Real-time reports at the broker will show you pending orders and open positions. The below portfolio follows the textbook approach of diversifying cash across several assets rather than putting all the available funds into one position.
The mechanics of monitoring your positions are the same regardless of what strategy you are following.
One variable is the typical holding period. If your buy of Facebook stock is based on a short term strategy such as scalping, you may look to sell your position within minutes of buying it. That strategy could be based on a high volume of small profits being made.
Buy and hold style strategies involve lower trading volumes but may introduce the concept of a ‘partial close’. This is where a portion of the total position is sold to lock in some profits while the rest of the position is left to run in the hope it makes further gains.

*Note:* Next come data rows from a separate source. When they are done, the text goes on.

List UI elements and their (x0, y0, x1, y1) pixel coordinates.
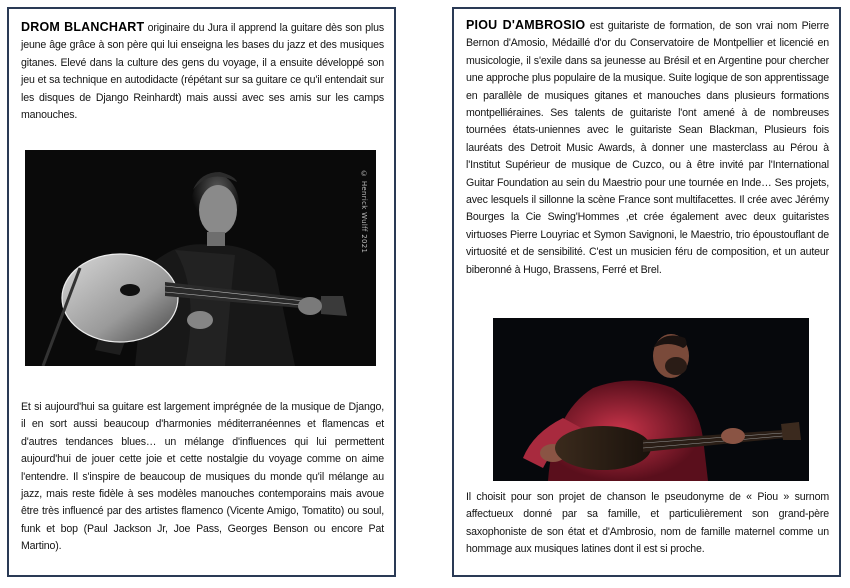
photo-credit: © Henrick Wulff 2021 (360, 170, 368, 254)
left-outro-paragraph: Et si aujourd'hui sa guitare est largement imprégnée de la musique de Django, il en sort aussi beaucoup d'harmonies méditerranéennes et flamencas et d'autres tendances blues… un mélange d'influences qui lui permettent aujourd'hui de jouer cette joie et cette nostalgie du voyage comme on aime l'entendre. Il s'inspire de beaucoup de musiques du monde qu'il mélange au jazz, mais reste fidèle à ses modèles manouches contemporains mais avoue être très influencé par des artistes flamenco (Vicente Amigo, Tomatito) ou soul, funk et bop (Paul Jackson Jr, Joe Pass, Georges Benson ou encore Pat Martino). (21, 401, 384, 553)
artist-name-piou: PIOU D'AMBROSIO (466, 18, 586, 32)
guitarist-bw-illustration (25, 150, 376, 366)
left-article-panel (7, 7, 396, 577)
right-intro-paragraph (466, 17, 829, 279)
guitarist-red-illustration (493, 318, 809, 481)
right-outro-paragraph: Il choisit pour son projet de chanson le pseudonyme de « Piou » surnom affectueux donné par sa famille, et particulièrement son grand-père saxophoniste de son état et d'Ambrosio, nom de famille maternel comme un hommage aux musiques latines dont il est si proche. (466, 491, 829, 556)
drom-blanchart-photo (25, 150, 376, 366)
left-intro-text: originaire du Jura il apprend la guitare dès son plus jeune âge grâce à son père qui lui enseigna les bases du jazz et des musiques gitanes. Elevé dans la culture des gens du voyage, il a ensuite développé son jeu et sa technique en autodidacte (répétant sur sa guitare ce qu'il entendait sur les disques de Django Reinhardt) mais aussi avec ses amis sur les camps manouches. (21, 22, 384, 122)
left-intro-paragraph (21, 19, 384, 124)
right-article-panel (452, 7, 841, 577)
right-intro-text: est guitariste de formation, de son vrai nom Pierre Bernon d'Amosio, Médaillé d'or du Conservatoire de Montpellier et licencié en musicologie, il s'exile dans sa jeunesse au Brésil et en Argentine pour chercher une approche plus populaire de la musique. Suite logique de son apprentissage en parallèle de musiques gitanes et manouches dans plusieurs formations montpelliéraines. Ses talents de guitariste l'ont amené à de nombreuses tournées états-uniennes avec le guitariste Sean Blackman, Plusieurs fois lauréats des Detroit Music Awards, à donner une masterclass au Pérou à l'Institut Supérieur de musique de Cuzco, ou à être invité par l'International Guitar Foundation au sein du Maestrio pour une tournée en Inde… Ses projets, avec lesquels il sillonne la scène France sont multifacettes. Il crée avec Jérémy Bourges la Cie Swing'Hommes ,et crée également avec deux guitaristes virtuoses Pierre Louyriac et Symon Savignoni, le Maestrio, trio époustouflant de virtuosité et de sensibilité. C'est un musicien féru de composition, et un auteur biberonné à Hugo, Brassens, Ferré et Brel. (466, 20, 829, 276)
artist-name-drom: DROM BLANCHART (21, 20, 145, 34)
piou-dambrosio-photo (493, 318, 809, 481)
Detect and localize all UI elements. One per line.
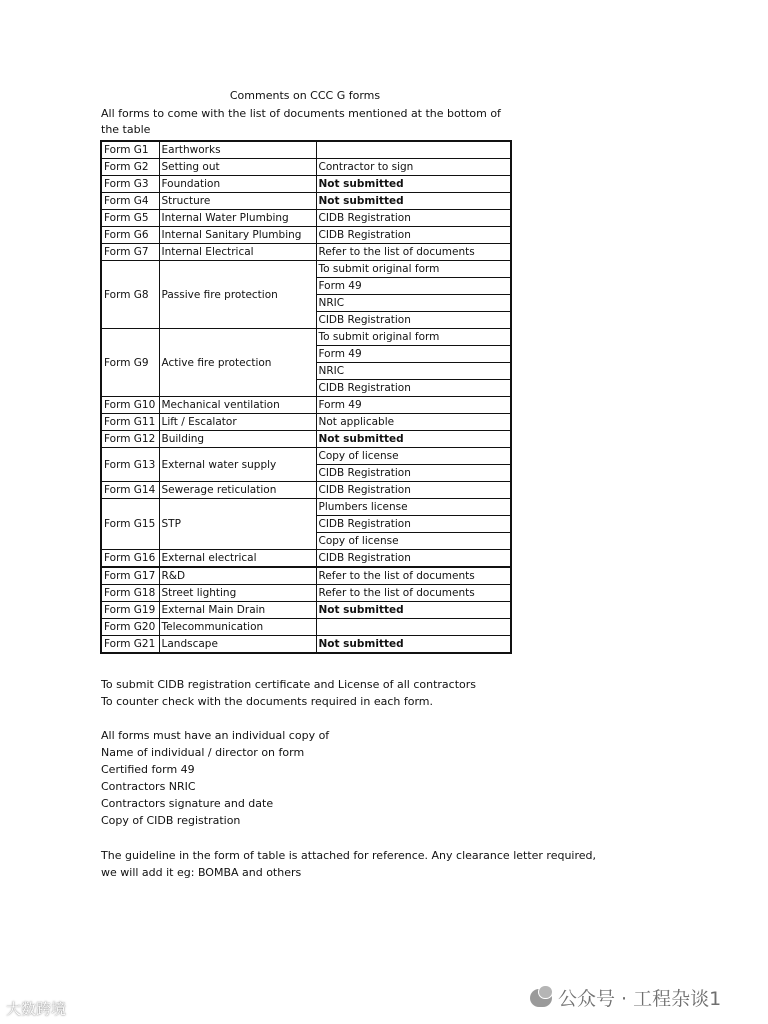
form-code-cell: Form G13 — [101, 448, 159, 482]
form-code-cell: Form G14 — [101, 482, 159, 499]
form-code-cell: Form G8 — [101, 261, 159, 329]
note-line: To counter check with the documents required in each form. — [101, 695, 433, 708]
form-code-cell: Form G2 — [101, 159, 159, 176]
table-row — [101, 227, 511, 244]
table-row — [101, 193, 511, 210]
form-code-cell: Form G4 — [101, 193, 159, 210]
comment-cell: To submit original form — [316, 261, 511, 278]
table-row — [101, 567, 511, 585]
form-description-cell: Structure — [159, 193, 316, 210]
table-row — [101, 585, 511, 602]
note-line: All forms must have an individual copy of — [101, 729, 330, 742]
table-row — [101, 210, 511, 227]
comment-cell: Not applicable — [316, 414, 511, 431]
comment-cell: Not submitted — [316, 431, 511, 448]
form-code-cell: Form G10 — [101, 397, 159, 414]
form-description-cell: Sewerage reticulation — [159, 482, 316, 499]
note-line: Certified form 49 — [101, 763, 195, 776]
table-row — [101, 431, 511, 448]
form-code-cell: Form G18 — [101, 585, 159, 602]
form-description-cell: Active fire protection — [159, 329, 316, 397]
form-description-cell: Street lighting — [159, 585, 316, 602]
table-row — [101, 602, 511, 619]
corner-watermark: 大数跨境 — [6, 1000, 67, 1018]
comment-cell: Copy of license — [316, 448, 511, 465]
form-code-cell: Form G6 — [101, 227, 159, 244]
comment-cell: Refer to the list of documents — [316, 567, 511, 585]
form-description-cell: Internal Sanitary Plumbing — [159, 227, 316, 244]
comment-cell: CIDB Registration — [316, 380, 511, 397]
form-description-cell: R&D — [159, 567, 316, 585]
comment-cell: Refer to the list of documents — [316, 585, 511, 602]
form-code-cell: Form G20 — [101, 619, 159, 636]
note-line: Contractors NRIC — [101, 780, 196, 793]
comment-cell: CIDB Registration — [316, 550, 511, 568]
form-code-cell: Form G5 — [101, 210, 159, 227]
comment-cell — [316, 141, 511, 159]
forms-table — [100, 140, 512, 654]
table-row — [101, 619, 511, 636]
form-description-cell: Internal Electrical — [159, 244, 316, 261]
comment-cell — [316, 619, 511, 636]
table-row — [101, 550, 511, 568]
comment-cell: CIDB Registration — [316, 312, 511, 329]
form-code-cell: Form G15 — [101, 499, 159, 550]
comment-cell: Plumbers license — [316, 499, 511, 516]
form-code-cell: Form G21 — [101, 636, 159, 654]
form-description-cell: Telecommunication — [159, 619, 316, 636]
comment-cell: Copy of license — [316, 533, 511, 550]
comment-cell: Form 49 — [316, 278, 511, 295]
notes-submission — [101, 676, 621, 710]
table-row — [101, 261, 511, 278]
wechat-icon — [530, 989, 552, 1007]
form-description-cell: External Main Drain — [159, 602, 316, 619]
form-description-cell: Mechanical ventilation — [159, 397, 316, 414]
table-row — [101, 499, 511, 516]
comment-cell: Not submitted — [316, 193, 511, 210]
comment-cell: CIDB Registration — [316, 482, 511, 499]
table-row — [101, 397, 511, 414]
table-row — [101, 482, 511, 499]
note-line: Copy of CIDB registration — [101, 814, 241, 827]
comment-cell: To submit original form — [316, 329, 511, 346]
notes-guideline — [101, 847, 621, 881]
comment-cell: Refer to the list of documents — [316, 244, 511, 261]
comment-cell: Form 49 — [316, 346, 511, 363]
watermark-text: 公众号 · 工程杂谈1 — [558, 988, 722, 1010]
form-code-cell: Form G12 — [101, 431, 159, 448]
table-row — [101, 244, 511, 261]
note-line: To submit CIDB registration certificate and License of all contractors — [101, 678, 477, 691]
note-line: The guideline in the form of table is attached for reference. Any clearance letter required, — [101, 849, 597, 862]
form-description-cell: Earthworks — [159, 141, 316, 159]
form-description-cell: Landscape — [159, 636, 316, 654]
comment-cell: Not submitted — [316, 636, 511, 654]
table-row — [101, 329, 511, 346]
comment-cell: Form 49 — [316, 397, 511, 414]
table-row — [101, 141, 511, 159]
form-description-cell: Setting out — [159, 159, 316, 176]
form-code-cell: Form G3 — [101, 176, 159, 193]
form-description-cell: Lift / Escalator — [159, 414, 316, 431]
form-description-cell: External electrical — [159, 550, 316, 568]
comment-cell: NRIC — [316, 363, 511, 380]
table-row — [101, 159, 511, 176]
form-code-cell: Form G19 — [101, 602, 159, 619]
table-row — [101, 636, 511, 654]
form-description-cell: STP — [159, 499, 316, 550]
note-line: Contractors signature and date — [101, 797, 274, 810]
comment-cell: CIDB Registration — [316, 465, 511, 482]
comment-cell: CIDB Registration — [316, 210, 511, 227]
form-code-cell: Form G9 — [101, 329, 159, 397]
document-title: Comments on CCC G forms — [229, 89, 381, 102]
note-line: Name of individual / director on form — [101, 746, 305, 759]
table-row — [101, 414, 511, 431]
comment-cell: Contractor to sign — [316, 159, 511, 176]
form-description-cell: Building — [159, 431, 316, 448]
form-code-cell: Form G17 — [101, 567, 159, 585]
table-row — [101, 176, 511, 193]
comment-cell: Not submitted — [316, 602, 511, 619]
comment-cell: NRIC — [316, 295, 511, 312]
intro-text: All forms to come with the list of documents mentioned at the bottom of the table — [101, 107, 501, 136]
form-code-cell: Form G11 — [101, 414, 159, 431]
wechat-watermark — [530, 984, 721, 1011]
form-code-cell: Form G1 — [101, 141, 159, 159]
comment-cell: CIDB Registration — [316, 227, 511, 244]
form-code-cell: Form G7 — [101, 244, 159, 261]
form-description-cell: Passive fire protection — [159, 261, 316, 329]
form-description-cell: External water supply — [159, 448, 316, 482]
comment-cell: Not submitted — [316, 176, 511, 193]
note-line: we will add it eg: BOMBA and others — [101, 866, 302, 879]
form-code-cell: Form G16 — [101, 550, 159, 568]
notes-requirements — [101, 727, 621, 829]
comment-cell: CIDB Registration — [316, 516, 511, 533]
table-row — [101, 448, 511, 465]
form-description-cell: Internal Water Plumbing — [159, 210, 316, 227]
form-description-cell: Foundation — [159, 176, 316, 193]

The functionality of modern brokerage sites is super-friendly and closing out a position at eToro involves clicking on it in the ‘Portfolio’ monitor. Then confirming your intention to sell and in this instance locking in a 19.81% gain.
Final thoughts and considerations
Buying Facebook stock might be easy, but one of the most important things to remember is to use a regulated broker. The big global brokers such as Pepperstone, eToro and IG, for example, operate under license from a range of Tier-1 regulators including:
- The Financial Conduct Authority in the UK (FCA)
- The Australian Securities and Investments Commission (ASIC)
- The Cyprus Securities and Exchange Commission, (CySEC)
Ultimately, the decision as to which of these regulators provides you with client protection will come down to where you live.
Whether you are buying US stocks such as Facebook, or commodities, forex, or German equities, the regulatory protection is a function of your domicile, not the market you trade.
Finally, it’s important to consider using a broker that is licensed by a top-grade regulator or else you run the risk of losing all your capital before you even put a trade on.